简体   繁体   English

创建种子哈希信息

[英]Create torrent hash info

how do I generate torrent hash info on torrent files. 如何在种子文件中生成种子哈希信息。

I have been taking a look on this example: How to calculate the hash value of a torrent using Java and am trying to convert it to C++. 我一直在研究以下示例: 如何使用Java计算torrent的哈希值,并尝试将其转换为C ++。 This is the code I have so far: 这是我到目前为止的代码:

void At::ReadTorrent::TorrentParser::create_hash(std::string torrentstub)
{
    std::string info;
    int counter = 0;

    while(info.find("4:info") == -1)
    {
        info.push_back(torrentstub[counter]);
        counter++;
    }

    unsigned char array[torrentstub.size()];
    int test = 0;

    for(int data; (data = torrentstub[counter]) > -1;)
    {
         array[test++] = data;
         counter++;
    }
    std::cout << array << std::endl;

    //SHA-1 some value here to generate the hash.
}

The torrentstub parameter is the torrent file represented as a string. torrentstub参数是表示为字符串的torrent文件。 As far as I understand I have to get the information that is coming after 4:info . 据我了解,我必须获取4:info之后的4:info This works okay I think, for example: 我认为这行得通,例如:

d6:lengthi2847431620e4:name8:filename12:piece lengthi1143252e6:pieces50264

After this there is only information that I can't read, I guess this is some binary data? 之后,只有我无法读取的信息,我想这是一些二进制数据吗?
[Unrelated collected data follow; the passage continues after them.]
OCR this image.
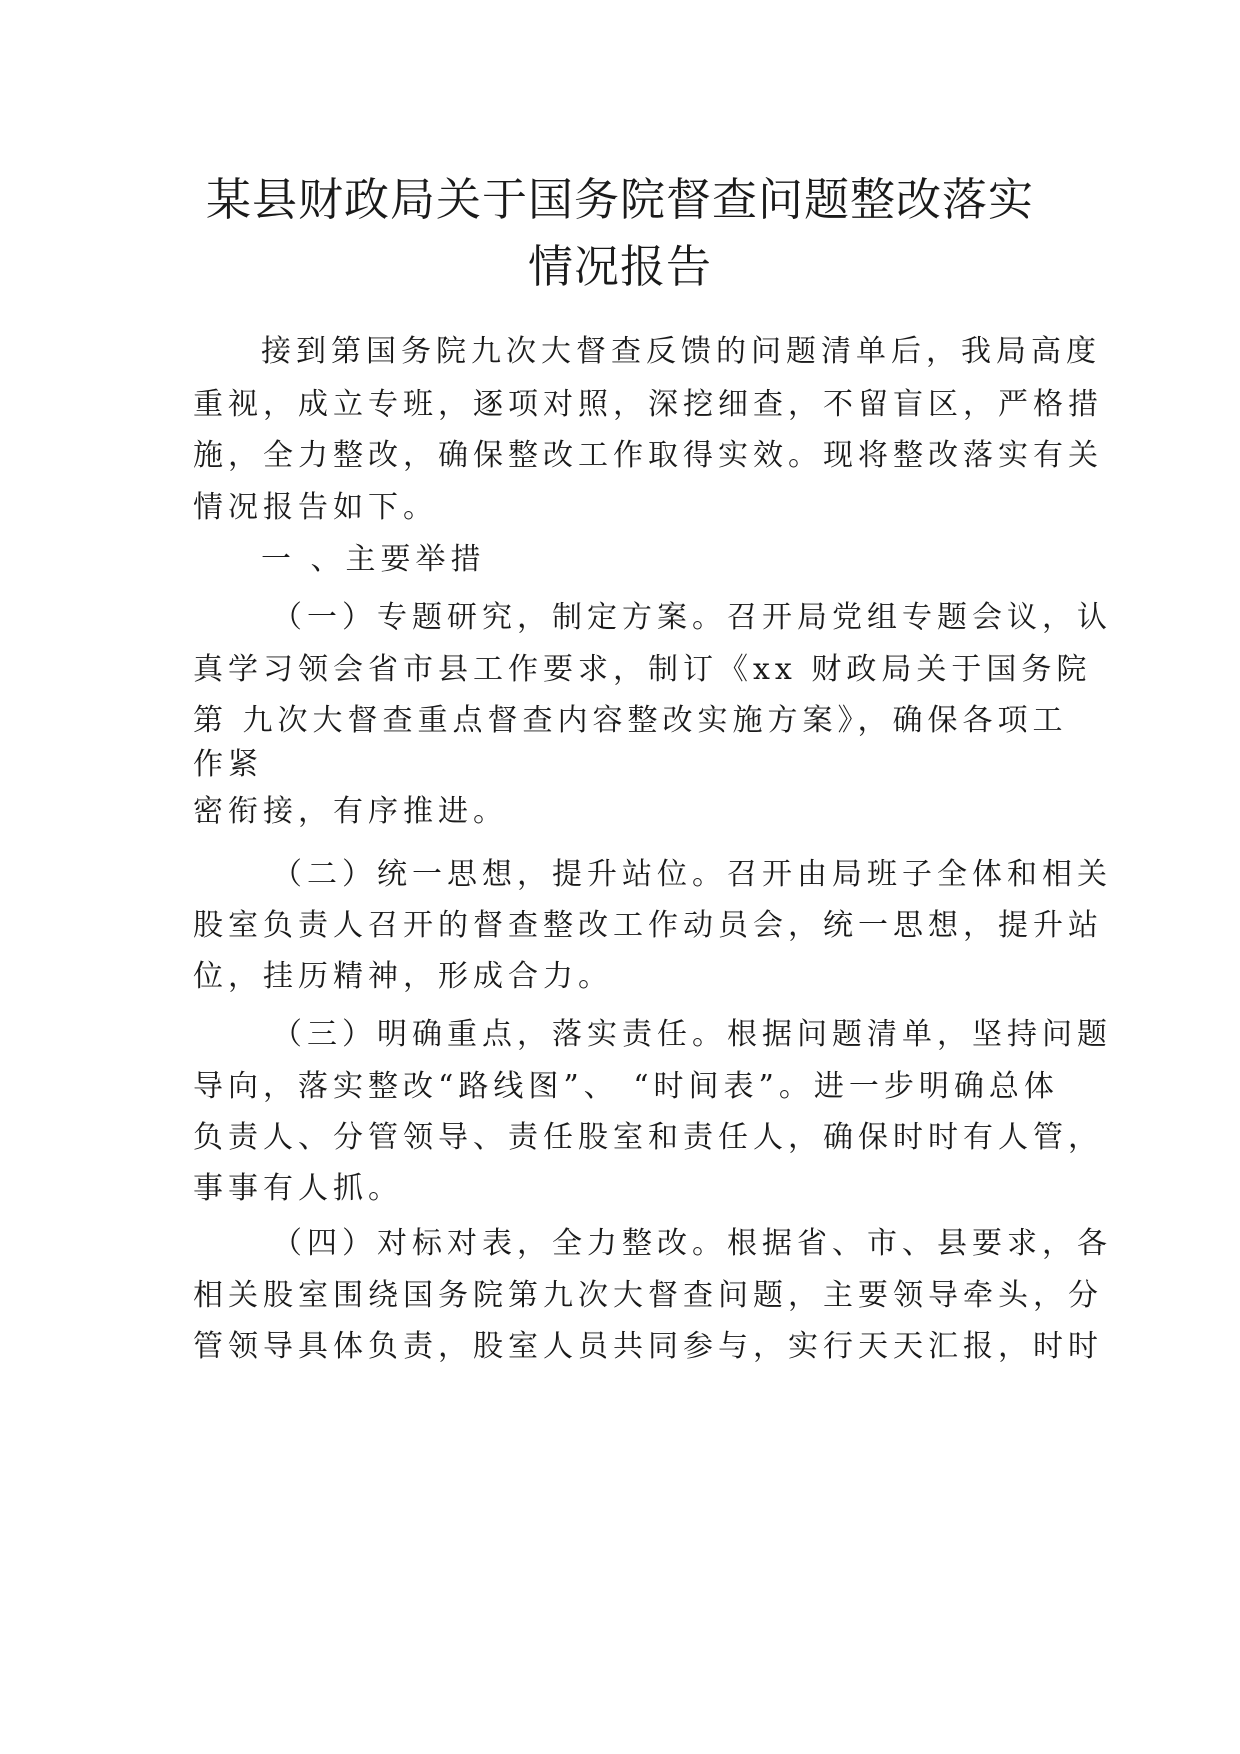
某县财政局关于国务院督查问题整改落实
情况报告

接到第国务院九次大督查反馈的问题清单后，我局高度

重视，成立专班，逐项对照，深挖细查，不留盲区，严格措

施，全力整改，确保整改工作取得实效。现将整改落实有关

情况报告如下。

一 、主要举措

（一）专题研究，制定方案。召开局党组专题会议，认

真学习领会省市县工作要求，制订《xx 财政局关于国务院

第 九次大督查重点督查内容整改实施方案》，确保各项工

作紧

密衔接，有序推进。

（二）统一思想，提升站位。召开由局班子全体和相关

股室负责人召开的督查整改工作动员会，统一思想，提升站

位，挂历精神，形成合力。

（三）明确重点，落实责任。根据问题清单，坚持问题

导向，落实整改“路线图”、 “时间表”。进一步明确总体

负责人、分管领导、责任股室和责任人，确保时时有人管，

事事有人抓。

（四）对标对表，全力整改。根据省、市、县要求，各

相关股室围绕国务院第九次大督查问题，主要领导牵头，分

管领导具体负责，股室人员共同参与，实行天天汇报，时时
So my question actually boils down to be: Is the information that should be hashed everything that comes after 4:info , and where should I stop collecting data for the hash? 因此,我的问题实际上可以归结为:应该对信息进行哈希处理4:info之后的所有内容,我应该在哪里停止收集哈希数据呢?

The sample code you based this seems to assume the info key is the last thing in the torrent file (it may not be, so read the entire answer to get the whole story). 您以此为基础的示例代码似乎假设info键是torrent文件中的最后一件事(可能不是,因此,请阅读完整答案以获取全文)。 As such, it would cover the remainder of the file (minus 1 byte) starting at the byte following ":info". 这样,它将覆盖文件的其余部分(减去1个字节),从“:info”之后的字节开始。 You would see something like "...:infod6:length...". 您会看到类似“ ...:infod6:length ...”的信息。 The SHA1 starts with "d6:length..." and goes to the end of the file minus 1 byte (last byte, usually 'e', is not included). SHA1以“ d6:length ...”开头,并到达文件末尾减去1个字节(不包括最后一个字节,通常为'e')。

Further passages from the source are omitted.